相性は、長らく付き合いのある相手であれば信頼関係が深い分安心ですが、M&Aに関しては自社だけでなく、業界全体との相性も重要なポイントです。特に最新の動向や、エリアを限定しない広いネットワークからの実情報を持っているかどうかは、相談すべき相手を決める上では決定打になるでしょう。

これは実績のある金融機関だとしても、適性を見極める必要がある点です。話しやすいのは良いことですが、やはり一生に一度あるかないかの商談である以上、ノウハウを持つ会社に意向を理解してもらうほうが賢明です。

そしてもう一つ注目したいのが対応の早さです。M&Aは生ものと言われますが、今というタイミングでスピーディーに商談をまとめる手腕が成功率を高めると言われています。当然決算時期などから逆算して計画が進められますが、対象会社双方の予定を同時進行して迅速に進める対応力は、どこにでもあるとは言い難いでしょう。

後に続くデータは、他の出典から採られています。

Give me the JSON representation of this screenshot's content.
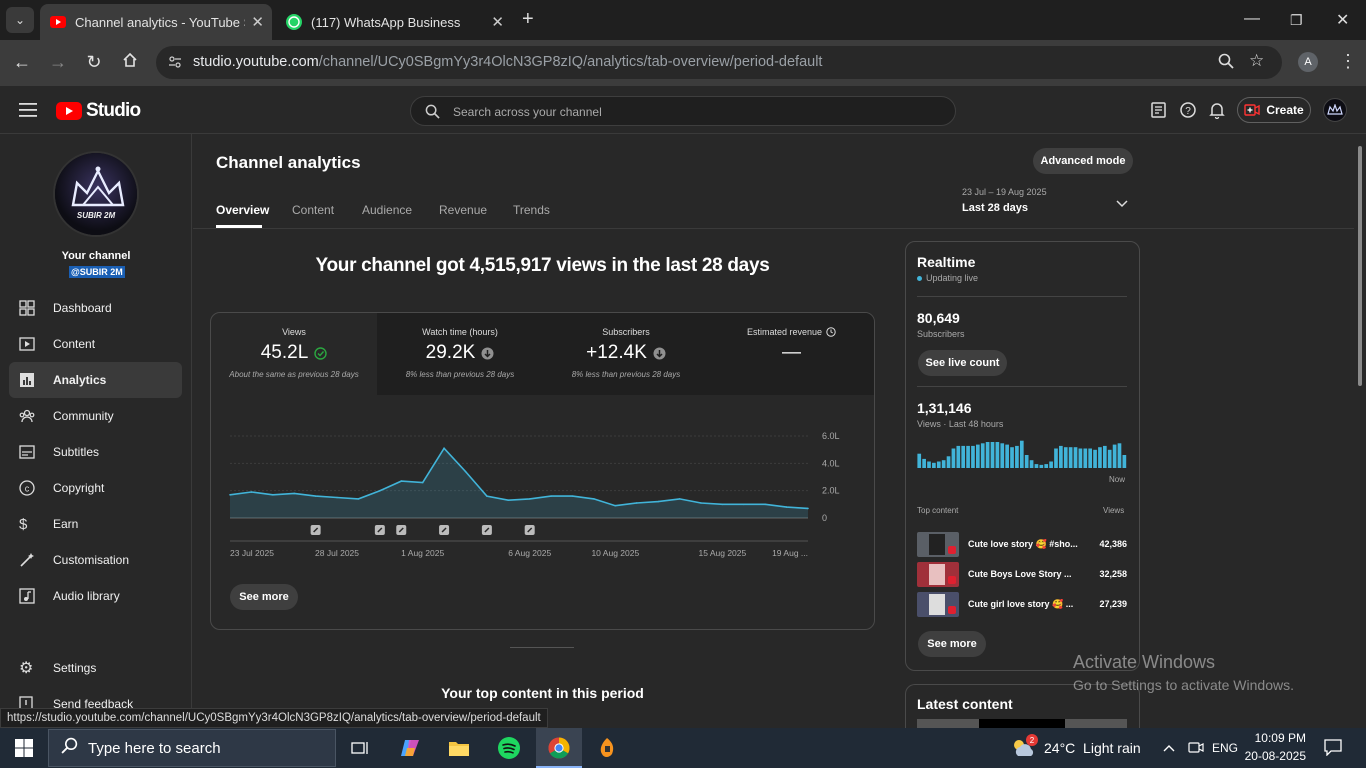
{
  "browser": {
    "tabs": [
      {
        "title": "Channel analytics - YouTube Stu",
        "icon": "youtube-icon",
        "active": true
      },
      {
        "title": "(117) WhatsApp Business",
        "icon": "whatsapp-icon",
        "active": false
      }
    ],
    "new_tab": "+",
    "url_host": "studio.youtube.com",
    "url_path": "/channel/UCy0SBgmYy3r4OlcN3GP8zIQ/analytics/tab-overview/period-default",
    "profile_initial": "A",
    "status_url": "https://studio.youtube.com/channel/UCy0SBgmYy3r4OlcN3GP8zIQ/analytics/tab-overview/period-default"
  },
  "header": {
    "logo_text": "Studio",
    "search_placeholder": "Search across your channel",
    "create_label": "Create"
  },
  "sidebar": {
    "your_channel": "Your channel",
    "handle": "@SUBIR 2M",
    "avatar_text": "SUBIR 2M",
    "items": [
      {
        "label": "Dashboard",
        "icon": "dashboard-icon"
      },
      {
        "label": "Content",
        "icon": "content-icon"
      },
      {
        "label": "Analytics",
        "icon": "analytics-icon"
      },
      {
        "label": "Community",
        "icon": "community-icon"
      },
      {
        "label": "Subtitles",
        "icon": "subtitles-icon"
      },
      {
        "label": "Copyright",
        "icon": "copyright-icon"
      },
      {
        "label": "Earn",
        "icon": "earn-icon"
      },
      {
        "label": "Customisation",
        "icon": "customisation-icon"
      },
      {
        "label": "Audio library",
        "icon": "audio-library-icon"
      }
    ],
    "settings": "Settings",
    "feedback": "Send feedback"
  },
  "main": {
    "title": "Channel analytics",
    "advanced_mode": "Advanced mode",
    "tabs": [
      "Overview",
      "Content",
      "Audience",
      "Revenue",
      "Trends"
    ],
    "active_tab": "Overview",
    "date_range": "23 Jul – 19 Aug 2025",
    "period": "Last 28 days",
    "headline": "Your channel got 4,515,917 views in the last 28 days",
    "metrics": [
      {
        "label": "Views",
        "value": "45.2L",
        "note": "About the same as previous 28 days",
        "status": "check"
      },
      {
        "label": "Watch time (hours)",
        "value": "29.2K",
        "note": "8% less than previous 28 days",
        "status": "down"
      },
      {
        "label": "Subscribers",
        "value": "+12.4K",
        "note": "8% less than previous 28 days",
        "status": "down"
      },
      {
        "label": "Estimated revenue",
        "value": "—",
        "note": "",
        "status": "clock"
      }
    ],
    "see_more": "See more",
    "top_content_title": "Your top content in this period"
  },
  "chart_data": {
    "type": "area",
    "x": [
      "23 Jul 2025",
      "24 Jul",
      "25 Jul",
      "26 Jul",
      "27 Jul",
      "28 Jul 2025",
      "29 Jul",
      "30 Jul",
      "31 Jul",
      "1 Aug 2025",
      "2 Aug",
      "3 Aug",
      "4 Aug",
      "5 Aug",
      "6 Aug 2025",
      "7 Aug",
      "8 Aug",
      "9 Aug",
      "10 Aug 2025",
      "11 Aug",
      "12 Aug",
      "13 Aug",
      "14 Aug",
      "15 Aug 2025",
      "16 Aug",
      "17 Aug",
      "18 Aug",
      "19 Aug"
    ],
    "values": [
      1.7,
      1.9,
      1.7,
      1.8,
      1.6,
      1.5,
      1.4,
      2.0,
      2.7,
      2.6,
      5.1,
      3.4,
      1.6,
      1.3,
      1.4,
      1.6,
      1.6,
      1.4,
      0.9,
      1.1,
      1.2,
      1.4,
      1.1,
      1.0,
      1.0,
      1.0,
      0.8,
      0.7
    ],
    "x_tick_labels": [
      "23 Jul 2025",
      "28 Jul 2025",
      "1 Aug 2025",
      "6 Aug 2025",
      "10 Aug 2025",
      "15 Aug 2025",
      "19 Aug ..."
    ],
    "x_tick_indices": [
      0,
      5,
      9,
      14,
      18,
      23,
      27
    ],
    "y_ticks": [
      "0",
      "2.0L",
      "4.0L",
      "6.0L"
    ],
    "y_tick_values": [
      0,
      2,
      4,
      6
    ],
    "ylim": [
      0,
      6
    ],
    "series_color": "#41b4d9",
    "marker_indices": [
      4,
      7,
      8,
      10,
      12,
      14
    ]
  },
  "realtime": {
    "title": "Realtime",
    "updating": "Updating live",
    "subs_value": "80,649",
    "subs_label": "Subscribers",
    "see_live": "See live count",
    "views_value": "1,31,146",
    "views_label": "Views · Last 48 hours",
    "now": "Now",
    "bars": [
      0.55,
      0.35,
      0.25,
      0.2,
      0.25,
      0.3,
      0.45,
      0.75,
      0.85,
      0.85,
      0.85,
      0.85,
      0.9,
      0.95,
      1.0,
      1.0,
      1.0,
      0.95,
      0.9,
      0.8,
      0.85,
      1.05,
      0.5,
      0.3,
      0.15,
      0.12,
      0.15,
      0.25,
      0.75,
      0.85,
      0.8,
      0.8,
      0.8,
      0.75,
      0.75,
      0.75,
      0.7,
      0.8,
      0.85,
      0.7,
      0.9,
      0.95,
      0.5
    ],
    "top_content_label": "Top content",
    "views_col": "Views",
    "top_content": [
      {
        "title": "Cute love story 🥰 #sho...",
        "views": "42,386",
        "color": "#5a5f66"
      },
      {
        "title": "Cute Boys Love Story ...",
        "views": "32,258",
        "color": "#a0303a"
      },
      {
        "title": "Cute girl love story 🥰 ...",
        "views": "27,239",
        "color": "#4a4f6a"
      }
    ],
    "see_more": "See more",
    "latest_title": "Latest content"
  },
  "watermark": {
    "line1": "Activate Windows",
    "line2": "Go to Settings to activate Windows."
  },
  "taskbar": {
    "search_placeholder": "Type here to search",
    "weather": "24°C  Light rain",
    "weather_badge": "2",
    "lang": "ENG",
    "time": "10:09 PM",
    "date": "20-08-2025"
  }
}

ちなみに非常に小規模の案件でも、締結するまで最低3ヶ月程度はかかるのが一般的ですので、対応スピードには特に注目してみてください。

最後はやはり、誠実で真摯な姿勢が見えるかどうかがチェックポイントです。相談する際、不安や悩みを一切抱えていない経営者はほとんどいないはずです。的確なアドバイスをするにはその会社の状況を深く理解する必要がありますから、まずは話を細部までしっかりヒアリングする対応も重要です。

そもそもM&Aを実施すべきか否か、するとしたらどのタイミングで、どういった相手を選べば成功率が上がるかなど、真摯なアドバイスをしてくれる相手を見極めましょう。

信頼できる専門の仲介会社がおすすめ

ここまで3つの相談相手を紹介しましたが、総合的に考えるとやはり専門の仲介会社を選ぶのがおすすめです。

そもそも相談する目的は経営者の疑問点を解消することですから、リアルタイムな業界情報を持っていなければ、結局不安や疑問を払拭することができないからです。

やはり専門の仲介会社に相談するのが一番の近道ですし、実行する段になっても最後まで心強いパートナーシップを維持できるほうが利はあります。無料相談を実施しているところも多いですし、まずは話をしてみて、納得が行かなければ他の会社にも相談に行ってみるのも良い方法でしょう。

 

M&Aを実行するには、さまざまなハードルがあります。ここでは3つの相談先を紹介しましたが、よく検討して納得の行くところを見つけてください。また、M&Aを実施した後に、事業体制などで相談に訪れる経営者も多いようです。

契約が締結すればそれで終わりというものではなく、実際にスムーズな運営ができてこそ成功ですから、アフターフォローは非常に重要です。実行後のアフターサポートまでしっかり受けられる相手を選ぶことが賢明と言えるでしょう。